MARTHA’S VINEYARD, Massachusetts (Reuters) - After 35 years, people haven’t tired of talking about or watching Steven Spielberg’s quintessential summer movie “Jaws.”
The shark-in-the-water thriller remains competitive on the Hollywood blockbuster list, having raked in over $470 million at box offices worldwide. Adjusted for inflation, the number would be around $1.9 billion today.
Composer John Williams’ ominous two-note “shark” theme is known by kids and adults of all ages, whether they’ve seen the movie or not.
The movie flooded theaters for the first time in June 1975, and the buzz around it remains particularly strong on the original “Jaws” movie set — the beaches and towns across Martha’s Vineyard, which portrayed the fictional Amity Island in the 1975 film based on Peter Benchley’s best-selling novel.
On the Vineyard, it’s almost as easy find a resident who played an extra in the flick as it is to buy an ice-cream cone.
Most extras were kids back then, and paid $5 a day to swim in the ocean, play on the beach, and most importantly, run screaming from the water when Jaws — more affectionately known by those involved with the movie as Bruce, a mechanical shark — was approaching.
“It changed scary movies completely,” said Tina Miller, a lifelong resident of the Vineyard, who was an extra in the movie alongside her father and brother.
Tom Smith, now a police officer in the Edgartown neighborhood, was a third grader when he was an extra in the original “Jaws,” again in junior high when he was cast for the sequel, and he took a week from college to do special security for “Jaws: The Revenge,” the fourth film in the series.
“The people who were involved in the movie are proud of that,” he said. “It’s part of the identity of those people.”
“Jaws” is also part of the Martha’s Vineyard brand.

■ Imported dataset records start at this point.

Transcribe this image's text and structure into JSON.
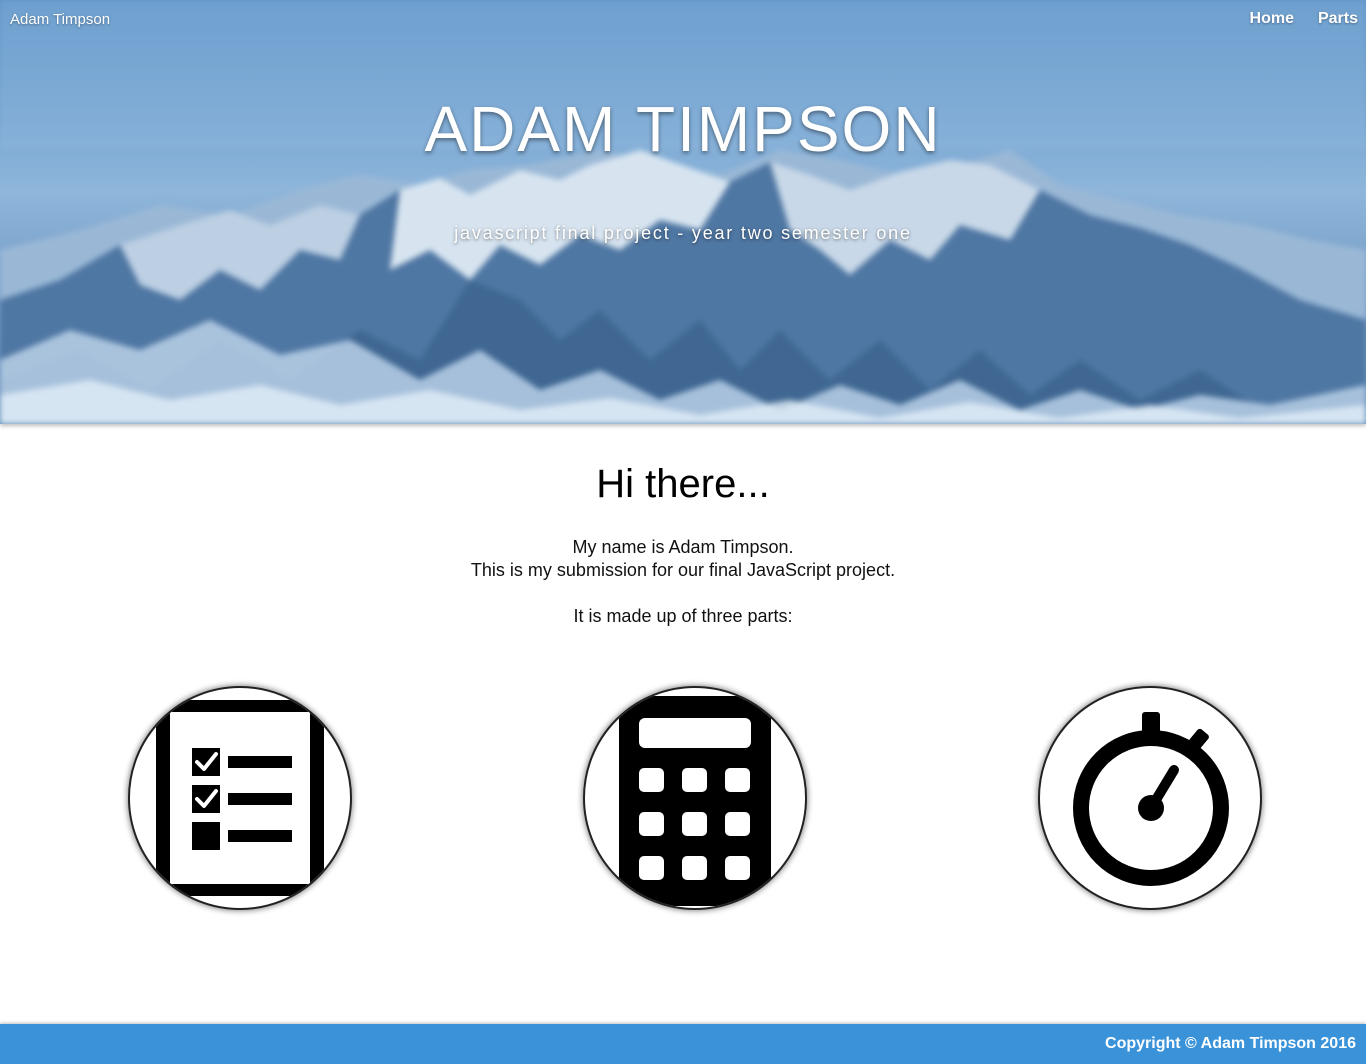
{
  "nav": {
    "brand": "Adam Timpson",
    "links": [
      {
        "label": "Home"
      },
      {
        "label": "Parts"
      }
    ]
  },
  "hero": {
    "title": "ADAM TIMPSON",
    "subtitle": "javascript final project - year two semester one"
  },
  "content": {
    "heading": "Hi there...",
    "lines": [
      "My name is Adam Timpson.",
      "This is my submission for our final JavaScript project.",
      "It is made up of three parts:"
    ]
  },
  "parts": [
    {
      "icon": "checklist-icon"
    },
    {
      "icon": "calculator-icon"
    },
    {
      "icon": "stopwatch-icon"
    }
  ],
  "colors": {
    "footer": "#3a93d9",
    "hero_sky": "#7aa8d3"
  },
  "footer": {
    "copyright": "Copyright © Adam Timpson 2016"
  }
}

The lore surrounding the film draws fans from across the globe for a glimpse at the beach where young Alex Kintner was snapped from his raft, or the empty plot in the sleepy fishing village of Menemsha where crews built shark-hunter Quint’s cottage.
Martha’s Vineyard, a 45-minute ferry ride off the coast of Cape Cod, Massachusetts, is known for its low-key, private style and remains a sought-after vacation destination.
Scenic beaches, spectacular sunsets and vacationing U.S. presidents have long been a feature, but “Jaws” has contributed steadily over the years to an economy reliant on tourism dollars.
There are no stands hawking “Jaws” t-shirts near the ferry dock, nor billboards pronouncing it the home of the famous Great White shark. There isn’t even an official tour of filming locations.
But if prompted, local taxi drivers will eagerly offer anecdotes from the summer of 1974 and point out “Jaws bridge,” where the giant shark famously swam into the pond.
The most widely publicized celebration to date was five years ago, coinciding with the 30th anniversary of the movie’s release. The island hosted JAWSfest 2005, a three-day celebration with an open air screening that attracted more than 4,000 visitors and island residents.
Fans are clamoring for another such event. And island businesses, eager to recover from a dip in tourism during the recession, would be eager for the boost.
Joe Badot, general manager at The Harborside Inn in Edgartown, said occupancy during JAWSfest climbed to nearly 90 percent, when a typical June would fill just half of his 90 rooms.
Susan Sigel Goldsmith, co-director of JAWSfest, would like to see the next “Jaws” event as a tribute to the cast and crew. “These people have changed our lives, our island, our culture,” said Goldsmith.
Documenting the impact of the film on island history has been a full-time job over the last two years for Matt Taylor, who is polishing a 300-page account of how “Jaws” was made.
The book, titled “Martha’s Vineyard Remembers Jaws,” includes about 800 never before published photographs of the production snapped by islanders, and 65 interviews with those closest to the filming. It is set for release this fall.
Taylor said readers will be surprised to learn about the impact island residents had on the film’s success, pointing particularly to contributions from Susan and Lynn Murphy.
Lynn Murphy, a Vineyard marine mechanic, was hired to help run the special effects in the water.
“They were having a terrible time with it until Lynn came along and set everything straight,” said Taylor. “Lynn, and his knowledge of how to do things on the water, really saved the production.”
The photos in his book were compiled by “Jaws” fan and memorabilia collector Jim Beller who, despite technology advances that make some of the “Jaws” special effects look rudimentary 35 years later, isn’t worried the movie will lose its luster for the “Avatar” generation of fans.
“If you love a good suspenseful movie, a movie that has everything, or you are a Steven Spielberg fan, see it,” he said. “If you like swimming — think twice.”